Este processo, ao permitir a discussão política interna e a eleição directa, incorpora, em minha opinião, os aspectos mais positivos dos congressos e das directas. Não será decerto um processo perfeito, nem eliminará todos os inconvenientes, mas promove um ajustamento mais equilibrado nas diferentes componentes que integram, ou deveriam integrar, qualquer processo de escolha democrática. Este processo, que designamos de sistema misto, deve garantir a discussão política das propostas alternativas em todas as estruturas locais e regionais dos partidos políticos, com a presença dos candidatos (por exemplo, nas regionais) ou dos seus representantes (por exemplo, nas locais). Ou seja, a discussão política não pode ser um exclusivo das estações de televisão. É muito importante a realização de debates televisivos para que os eleitores acompanhem a vida partidária, mas será um erro limitar a discussão política aos debates entre os candidatos. A discussão política para a eleição de um líder partidário tem que envolver a participação activa dos militantes com os próprios candidatos.
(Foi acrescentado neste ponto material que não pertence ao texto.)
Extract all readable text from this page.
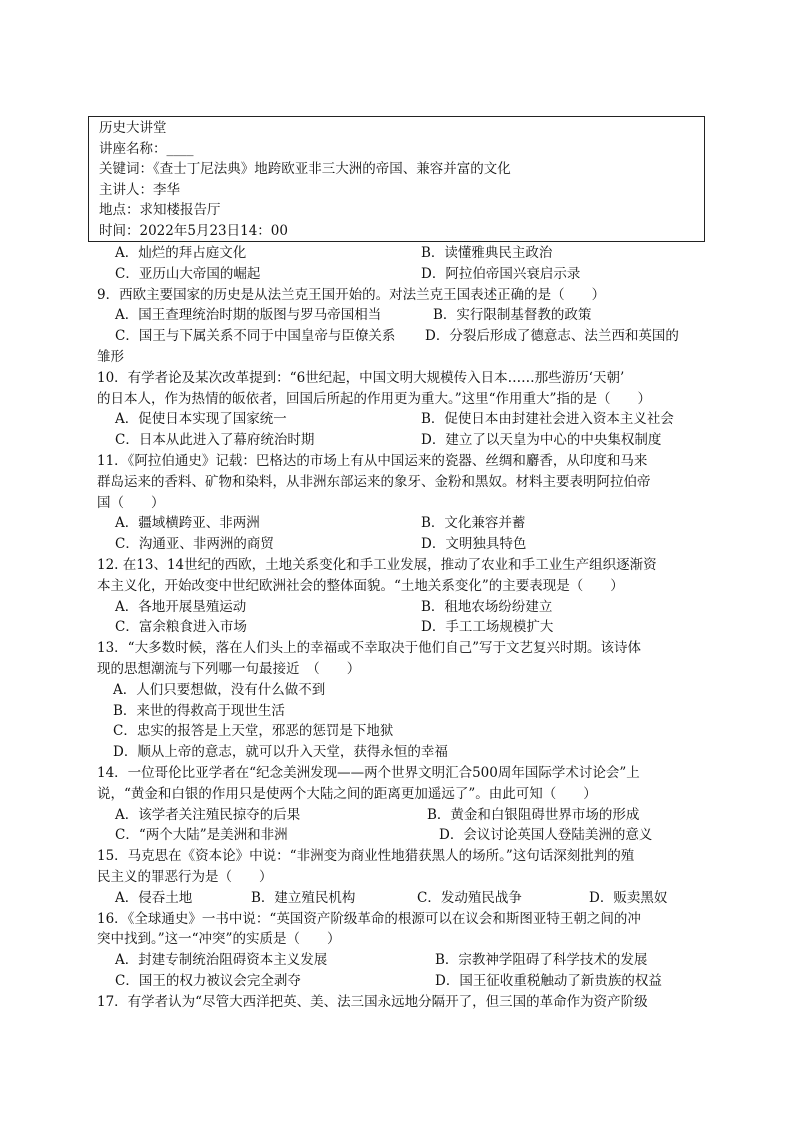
历史大讲堂
讲座名称：____
关键词：《查士丁尼法典》地跨欧亚非三大洲的帝国、兼容并富的文化
主讲人：李华
地点：求知楼报告厅
时间：2022年5月23日14：00
A．灿烂的拜占庭文化	B．读懂雅典民主政治
C．亚历山大帝国的崛起	D．阿拉伯帝国兴衰启示录
9．西欧主要国家的历史是从法兰克王国开始的。对法兰克王国表述正确的是（　　）
A．国王查理统治时期的版图与罗马帝国相当	B．实行限制基督教的政策
C．国王与下属关系不同于中国皇帝与臣僚关系	D．分裂后形成了德意志、法兰西和英国的
雏形
10．有学者论及某次改革提到：“6世纪起，中国文明大规模传入日本……那些游历‘天朝’
的日本人，作为热情的皈依者，回国后所起的作用更为重大。”这里“作用重大”指的是（　　）
A．促使日本实现了国家统一	B．促使日本由封建社会进入资本主义社会
C．日本从此进入了幕府统治时期	D．建立了以天皇为中心的中央集权制度
11．《阿拉伯通史》记载：巴格达的市场上有从中国运来的瓷器、丝绸和麝香，从印度和马来
群岛运来的香料、矿物和染料，从非洲东部运来的象牙、金粉和黑奴。材料主要表明阿拉伯帝
国（　　）
A．疆域横跨亚、非两洲	B．文化兼容并蓄
C．沟通亚、非两洲的商贸	D．文明独具特色
12. 在13、14世纪的西欧，土地关系变化和手工业发展，推动了农业和手工业生产组织逐渐资
本主义化，开始改变中世纪欧洲社会的整体面貌。“土地关系变化”的主要表现是（　　）
A．各地开展垦殖运动	B．租地农场纷纷建立
C．富余粮食进入市场	D．手工工场规模扩大
13．“大多数时候，落在人们头上的幸福或不幸取决于他们自己”写于文艺复兴时期。该诗体
现的思想潮流与下列哪一句最接近　（　　）
A．人们只要想做，没有什么做不到
B．来世的得救高于现世生活
C．忠实的报答是上天堂，邪恶的惩罚是下地狱
D．顺从上帝的意志，就可以升入天堂，获得永恒的幸福
14．一位哥伦比亚学者在“纪念美洲发现——两个世界文明汇合500周年国际学术讨论会”上
说，“黄金和白银的作用只是使两个大陆之间的距离更加遥远了”。由此可知（　　）
A．该学者关注殖民掠夺的后果	B．黄金和白银阻碍世界市场的形成
C．“两个大陆”是美洲和非洲	D．会议讨论英国人登陆美洲的意义
15．马克思在《资本论》中说：“非洲变为商业性地猎获黑人的场所。”这句话深刻批判的殖
民主义的罪恶行为是（　　）
A．侵吞土地	B．建立殖民机构	C．发动殖民战争	D．贩卖黑奴
16．《全球通史》一书中说：“英国资产阶级革命的根源可以在议会和斯图亚特王朝之间的冲
突中找到。”这一“冲突”的实质是（　　）
A．封建专制统治阻碍资本主义发展	B．宗教神学阻碍了科学技术的发展
C．国王的权力被议会完全剥夺	D．国王征收重税触动了新贵族的权益
17．有学者认为“尽管大西洋把英、美、法三国永远地分隔开了，但三国的革命作为资产阶级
Essa é a riqueza da vida partidária democrática que não pode ser alienada. A discussão política é a essência dos partidos políticos, caso contrário serão facilmente dispensáveis. Outro aspecto a ter presente é a necessidade de introdução de regras de transparência no financiamento dessas campanhas eleitorais internas que, em 2002, tive oportunidade de propor na Comissão Eventual para a Reforma do Sistema Político da Assembleia da República, assunto sobre o qual em breve apresentarei publicamente a minha reflexão.